Last
night I couldn't get to sleep. Bored beyond words, too tired to do
anything but too awake to sleep, I grabbed my old Game Boy Advance
from the draws by my bed and decided to grind a few levels in Pokemon
Leaf Green until I finally nodded off. An hour later, somewhere on
Route 11 outside Vermillion City with the time approaching 2am in the
real world, I started to consider the morality of my actions.
I'm
not even talking about the fact Pokemon is basically a dogfighting
simulation with a fantasy anime coat of paint. I mean, that's
disturbing on its own if you choose to view things that way but it
goes deeper than that.
Here
I am (and by “I”, I mean the player character), a pre-teen girl
travelling without supervision through a heavily forested country
infested with dangerous animals.
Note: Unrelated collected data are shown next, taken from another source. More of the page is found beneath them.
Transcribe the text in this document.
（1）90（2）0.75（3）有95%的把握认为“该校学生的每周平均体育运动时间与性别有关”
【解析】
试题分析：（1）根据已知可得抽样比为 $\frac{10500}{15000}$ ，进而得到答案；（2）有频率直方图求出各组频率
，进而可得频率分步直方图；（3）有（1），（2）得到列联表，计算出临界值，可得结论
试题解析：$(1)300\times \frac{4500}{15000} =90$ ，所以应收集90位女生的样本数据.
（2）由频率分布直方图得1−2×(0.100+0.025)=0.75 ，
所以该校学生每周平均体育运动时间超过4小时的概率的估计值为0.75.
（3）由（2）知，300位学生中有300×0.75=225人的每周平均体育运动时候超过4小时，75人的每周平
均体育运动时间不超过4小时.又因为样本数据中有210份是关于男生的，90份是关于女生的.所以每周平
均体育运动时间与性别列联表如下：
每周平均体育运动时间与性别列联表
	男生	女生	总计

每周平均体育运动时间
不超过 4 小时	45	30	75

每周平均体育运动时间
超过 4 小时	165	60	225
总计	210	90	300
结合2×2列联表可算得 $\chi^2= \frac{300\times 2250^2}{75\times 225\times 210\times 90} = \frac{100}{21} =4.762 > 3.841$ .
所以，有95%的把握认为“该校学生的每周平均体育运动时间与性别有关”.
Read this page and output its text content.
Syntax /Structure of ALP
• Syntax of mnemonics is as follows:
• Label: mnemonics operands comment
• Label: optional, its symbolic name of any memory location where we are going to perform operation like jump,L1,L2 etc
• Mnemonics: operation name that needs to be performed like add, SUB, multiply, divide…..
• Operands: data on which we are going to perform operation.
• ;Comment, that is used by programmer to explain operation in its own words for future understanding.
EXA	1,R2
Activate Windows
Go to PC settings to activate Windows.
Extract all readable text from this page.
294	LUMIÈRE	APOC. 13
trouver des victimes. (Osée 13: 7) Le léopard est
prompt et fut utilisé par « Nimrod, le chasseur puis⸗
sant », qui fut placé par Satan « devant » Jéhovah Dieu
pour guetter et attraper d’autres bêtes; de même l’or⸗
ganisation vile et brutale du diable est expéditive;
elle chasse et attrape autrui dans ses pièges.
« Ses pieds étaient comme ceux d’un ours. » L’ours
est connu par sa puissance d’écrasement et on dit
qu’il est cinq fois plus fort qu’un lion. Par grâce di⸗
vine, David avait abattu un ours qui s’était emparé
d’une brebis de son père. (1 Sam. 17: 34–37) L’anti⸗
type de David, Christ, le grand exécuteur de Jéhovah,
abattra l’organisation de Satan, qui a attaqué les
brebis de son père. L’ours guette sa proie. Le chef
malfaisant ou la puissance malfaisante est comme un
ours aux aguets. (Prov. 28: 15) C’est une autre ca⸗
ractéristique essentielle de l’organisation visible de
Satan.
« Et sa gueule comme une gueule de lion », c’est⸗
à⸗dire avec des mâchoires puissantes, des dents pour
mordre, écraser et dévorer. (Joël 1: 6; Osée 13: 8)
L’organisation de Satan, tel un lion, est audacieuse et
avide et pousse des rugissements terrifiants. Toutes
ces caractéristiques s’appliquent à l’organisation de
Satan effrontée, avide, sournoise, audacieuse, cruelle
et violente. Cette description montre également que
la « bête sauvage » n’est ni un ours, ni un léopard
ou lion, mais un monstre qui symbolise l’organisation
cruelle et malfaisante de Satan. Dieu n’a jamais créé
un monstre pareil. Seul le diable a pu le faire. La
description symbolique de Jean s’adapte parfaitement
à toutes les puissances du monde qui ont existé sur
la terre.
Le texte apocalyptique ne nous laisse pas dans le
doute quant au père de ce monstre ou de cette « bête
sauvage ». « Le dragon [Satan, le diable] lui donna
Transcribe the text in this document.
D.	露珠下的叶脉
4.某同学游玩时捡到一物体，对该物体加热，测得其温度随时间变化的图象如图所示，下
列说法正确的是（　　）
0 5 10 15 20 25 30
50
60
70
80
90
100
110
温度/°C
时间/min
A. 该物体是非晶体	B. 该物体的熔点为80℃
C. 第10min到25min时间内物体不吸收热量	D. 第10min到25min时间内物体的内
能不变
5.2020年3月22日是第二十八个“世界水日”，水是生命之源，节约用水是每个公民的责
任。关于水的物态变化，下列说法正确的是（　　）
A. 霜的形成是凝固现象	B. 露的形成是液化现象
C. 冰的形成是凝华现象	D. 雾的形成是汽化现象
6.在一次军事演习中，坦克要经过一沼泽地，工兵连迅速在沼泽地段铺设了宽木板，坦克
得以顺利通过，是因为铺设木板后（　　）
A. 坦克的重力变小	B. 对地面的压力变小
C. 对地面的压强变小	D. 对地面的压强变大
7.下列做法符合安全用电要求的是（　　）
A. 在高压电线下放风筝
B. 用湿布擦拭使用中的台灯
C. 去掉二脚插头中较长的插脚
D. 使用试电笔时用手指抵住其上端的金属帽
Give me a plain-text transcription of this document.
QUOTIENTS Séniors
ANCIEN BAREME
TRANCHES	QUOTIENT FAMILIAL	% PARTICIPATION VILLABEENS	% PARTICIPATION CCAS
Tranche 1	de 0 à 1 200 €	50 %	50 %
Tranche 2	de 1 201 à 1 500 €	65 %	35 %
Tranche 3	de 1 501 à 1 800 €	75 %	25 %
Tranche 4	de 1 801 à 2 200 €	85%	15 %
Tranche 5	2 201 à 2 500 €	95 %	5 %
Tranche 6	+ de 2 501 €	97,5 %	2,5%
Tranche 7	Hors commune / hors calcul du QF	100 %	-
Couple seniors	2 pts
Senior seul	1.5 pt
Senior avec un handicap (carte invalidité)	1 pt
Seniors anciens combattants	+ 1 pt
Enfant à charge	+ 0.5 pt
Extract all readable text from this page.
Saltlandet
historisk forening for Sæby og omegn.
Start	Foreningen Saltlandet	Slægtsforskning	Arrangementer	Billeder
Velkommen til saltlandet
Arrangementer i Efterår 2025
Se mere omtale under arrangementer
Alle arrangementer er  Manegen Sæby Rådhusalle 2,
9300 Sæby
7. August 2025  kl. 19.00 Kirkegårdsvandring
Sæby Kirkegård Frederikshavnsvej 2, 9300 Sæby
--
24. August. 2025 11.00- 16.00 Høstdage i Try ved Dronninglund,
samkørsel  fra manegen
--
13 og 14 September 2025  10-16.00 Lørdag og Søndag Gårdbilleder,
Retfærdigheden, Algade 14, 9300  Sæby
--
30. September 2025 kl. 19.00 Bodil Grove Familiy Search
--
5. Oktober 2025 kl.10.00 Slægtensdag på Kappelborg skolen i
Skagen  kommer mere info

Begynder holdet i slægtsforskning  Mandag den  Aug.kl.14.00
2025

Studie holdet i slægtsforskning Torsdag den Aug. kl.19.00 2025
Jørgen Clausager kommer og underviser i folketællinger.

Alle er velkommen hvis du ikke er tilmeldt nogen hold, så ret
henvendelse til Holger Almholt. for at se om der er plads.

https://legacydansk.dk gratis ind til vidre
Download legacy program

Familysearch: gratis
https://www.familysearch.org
Why am I doing this? Because a
scientist who can't remember my name, my gender or the name of his
own grandson is too lazy to do his own research. Literally, that's
what the Pokedex mechanic is for in-story: to gather data on the
Pokemon you encounter on Professor Oak's behalf. And what was my
mother's reaction to all this? Approval. She's fine with it. She
knows girls want to travel.
That's
just the broad sweep of the story, when I consider my actions during
that short play session it gets even more disturbing, or at least it
did when the fatigue made me think too deeply about it.
In
the short hour I spent last night walking down Route 11 with the my
captive animals I went hunting in the long grass for wild animals to
victimise; attacked several electricians who were just going about
their business laying cables; was picked on in turn by numerous
shirtless old men; and practically mugged several children who were
using vastly lower level Pokemon than I was, netting myself over six
hundred dollars / yen / whatever of their money in the process. My
captive animals were continuously poisoned, knocked out, electrocuted
and concussed and when I returned to Vermillion City to have them
revived no questions were asked of me. Nurse Joy simply took them off
my hands, treated them and handed them back, no fuss whatsoever.
What's
more, in every battle I sent out my weakest Pokemon first, a Level 14
female Paras, who would get one pathetic attack in, get absolutely
walloped by the opposing Pokemon and then I'd replace her with
something that stood an actual chance. Why? Because just being in the
fight for one turn would mean she'd get an equal share of the XP and
level up to something approaching usefulness.
The
moral of the story? Take it as you will, either this is a good object
lesson in how academic education can make you read too much into
things or it shows that you should never take anything at face value
and critique everything. Both are true, in my opinion.